The City, by its own omission, had no idea what the land was worth. The estimate from Charles Black — the “external staffer” who apparently and without fanfare resigned in March after making $100,000 “representing” the City as its Chief Negotiator with the Angels and brokering the now-disgraced CS&L Report on the value of Angels Baseball to Anaheim — had suggested a figure of perhaps as low as $30 million.
Now we have a decent estimate (warning, that links to a PDF): it is worth from $220 million to over $300 million. That’s a public asset — one that Anaheim’s General Fund will desperately need in the future.
The Coalition of Anaheim Taxpayers for Economic Responsibility, or CATER, was formed shortly after this plan was slammed through with minimal public notice after the 2013 Labor Day weekend. (I’m General Counsel for the group — a fact cited as critical and damning to many of those who voted to remove me from the leadership of the Democratic Party of Orange County this past Monday.
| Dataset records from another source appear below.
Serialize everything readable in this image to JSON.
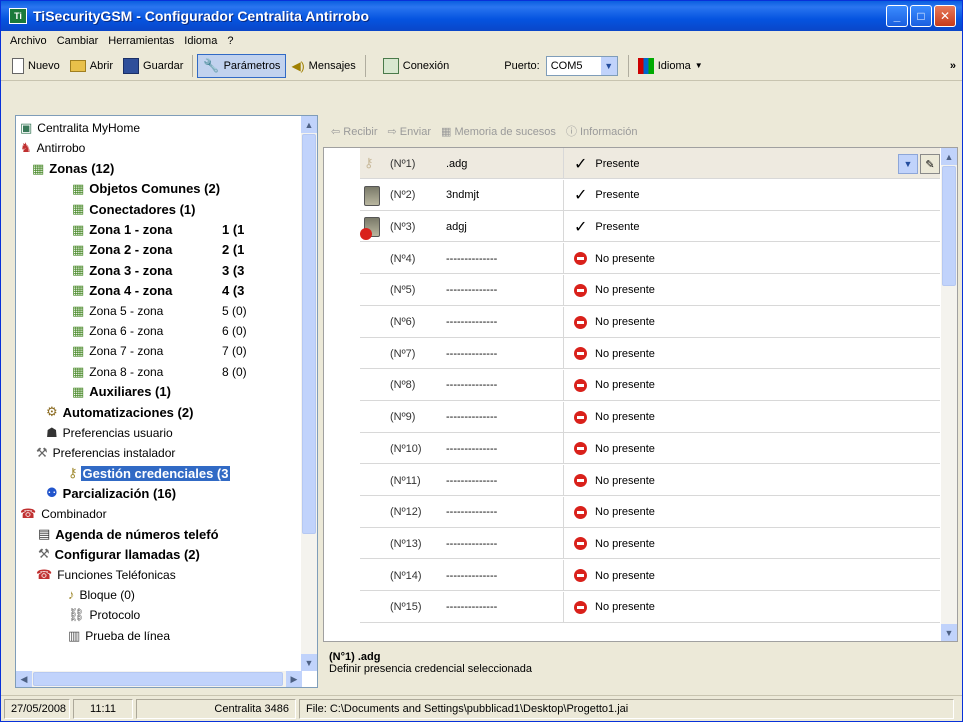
{
  "window": {
    "title": "TiSecurityGSM - Configurador Centralita Antirrobo"
  },
  "menu": [
    "Archivo",
    "Cambiar",
    "Herramientas",
    "Idioma",
    "?"
  ],
  "toolbar": {
    "nuevo": "Nuevo",
    "abrir": "Abrir",
    "guardar": "Guardar",
    "parametros": "Parámetros",
    "mensajes": "Mensajes",
    "conexion": "Conexión",
    "puerto_label": "Puerto:",
    "puerto_value": "COM5",
    "idioma": "Idioma",
    "overflow": "»"
  },
  "tree": [
    {
      "label": "Centralita MyHome",
      "bold": false
    },
    {
      "label": "Antirrobo",
      "bold": false
    },
    {
      "label": "Zonas (12)",
      "bold": true
    },
    {
      "label": "Objetos Comunes (2)",
      "bold": true
    },
    {
      "label": "Conectadores (1)",
      "bold": true
    },
    {
      "label": "Zona 1 - zona",
      "count": "1 (1",
      "bold": true
    },
    {
      "label": "Zona 2 - zona",
      "count": "2 (1",
      "bold": true
    },
    {
      "label": "Zona 3 - zona",
      "count": "3 (3",
      "bold": true
    },
    {
      "label": "Zona 4 - zona",
      "count": "4 (3",
      "bold": true
    },
    {
      "label": "Zona 5 - zona",
      "count": "5 (0)",
      "bold": false
    },
    {
      "label": "Zona 6 - zona",
      "count": "6 (0)",
      "bold": false
    },
    {
      "label": "Zona 7 - zona",
      "count": "7 (0)",
      "bold": false
    },
    {
      "label": "Zona 8 - zona",
      "count": "8 (0)",
      "bold": false
    },
    {
      "label": "Auxiliares (1)",
      "bold": true
    },
    {
      "label": "Automatizaciones (2)",
      "bold": true
    },
    {
      "label": "Preferencias usuario",
      "bold": false
    },
    {
      "label": "Preferencias instalador",
      "bold": false
    },
    {
      "label": "Gestión credenciales (3",
      "bold": true
    },
    {
      "label": "Parcialización (16)",
      "bold": true
    },
    {
      "label": "Combinador",
      "bold": false
    },
    {
      "label": "Agenda de números telefó",
      "bold": true
    },
    {
      "label": "Configurar llamadas (2)",
      "bold": true
    },
    {
      "label": "Funciones Teléfonicas",
      "bold": false
    },
    {
      "label": "Bloque (0)",
      "bold": false
    },
    {
      "label": "Protocolo",
      "bold": false
    },
    {
      "label": "Prueba de línea",
      "bold": false
    }
  ],
  "subtoolbar": {
    "recibir": "Recibir",
    "enviar": "Enviar",
    "memoria": "Memoria de sucesos",
    "info": "Información"
  },
  "rows": [
    {
      "num": "(Nº1)",
      "name": ".adg",
      "status": "Presente"
    },
    {
      "num": "(Nº2)",
      "name": "3ndmjt",
      "status": "Presente"
    },
    {
      "num": "(Nº3)",
      "name": "adgj",
      "status": "Presente"
    },
    {
      "num": "(Nº4)",
      "name": "--------------",
      "status": "No presente"
    },
    {
      "num": "(Nº5)",
      "name": "--------------",
      "status": "No presente"
    },
    {
      "num": "(Nº6)",
      "name": "--------------",
      "status": "No presente"
    },
    {
      "num": "(Nº7)",
      "name": "--------------",
      "status": "No presente"
    },
    {
      "num": "(Nº8)",
      "name": "--------------",
      "status": "No presente"
    },
    {
      "num": "(Nº9)",
      "name": "--------------",
      "status": "No presente"
    },
    {
      "num": "(Nº10)",
      "name": "--------------",
      "status": "No presente"
    },
    {
      "num": "(Nº11)",
      "name": "--------------",
      "status": "No presente"
    },
    {
      "num": "(Nº12)",
      "name": "--------------",
      "status": "No presente"
    },
    {
      "num": "(Nº13)",
      "name": "--------------",
      "status": "No presente"
    },
    {
      "num": "(Nº14)",
      "name": "--------------",
      "status": "No presente"
    },
    {
      "num": "(Nº15)",
      "name": "--------------",
      "status": "No presente"
    }
  ],
  "description": {
    "title": "(N°1) .adg",
    "text": "Definir presencia credencial seleccionada"
  },
  "status": {
    "date": "27/05/2008",
    "time": "11:11",
    "centralita": "Centralita 3486",
    "file": "File: C:\\Documents and Settings\\pubblicad1\\Desktop\\Progetto1.jai"
  }
}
I don’t feel particularly damned by it today!)
CATER is (and thus I am) involved in litigation on this issue right now, so I can’t comment on it the way that I would prefer. But I will say this: eight months ago today — just after Cynthia Ward called me and Brian Chuchua about the details of the agenda item, and while we were literally and desperately trying to round up anyone we could, homeless people include, to take part in a “citizens filibuster” of the next evening’s Anaheim City Countil meeting so that we could slow down the process enough to understand what was going on — this was a done deal. We had no expectation that we could stop it, or do more than just slow it down enough to examine carefully. The political insiders were laughing at the political insurgents, whose only ally at the time inside the city government was the city’s Mayor, Tom Tait.
Four weeks later, the four-person Anaheim City Council majority — led in this effort by the sole Democrat on the City Council, Jordan Brandman — tried to strip Mayor Tait of his power to put any item on the agenda without the permission of at least one person in the majority. That was, his now-Mayoral-opponent Lucille Kring admitted, primarily a response to his attempt to roll back the approval of the lease agreements approved on Sept. 3. Tait outfoxed the majority by, prior to the possibility of his power being stripped, scheduling the Angels negotiations as an agenda item for every third meeting until negotiations were completed. That act allowed the City Council to later consider and approve this appraisal.
I can’t adequately express how close Anaheim taxpayers came to not knowing the value of what they were giving away prior to doing so — and how relatively few of us stood in the way. And now it is clear that we were right to urge caution and transparency. It’s a great day both for Anaheim, for transparency, and for government accountability.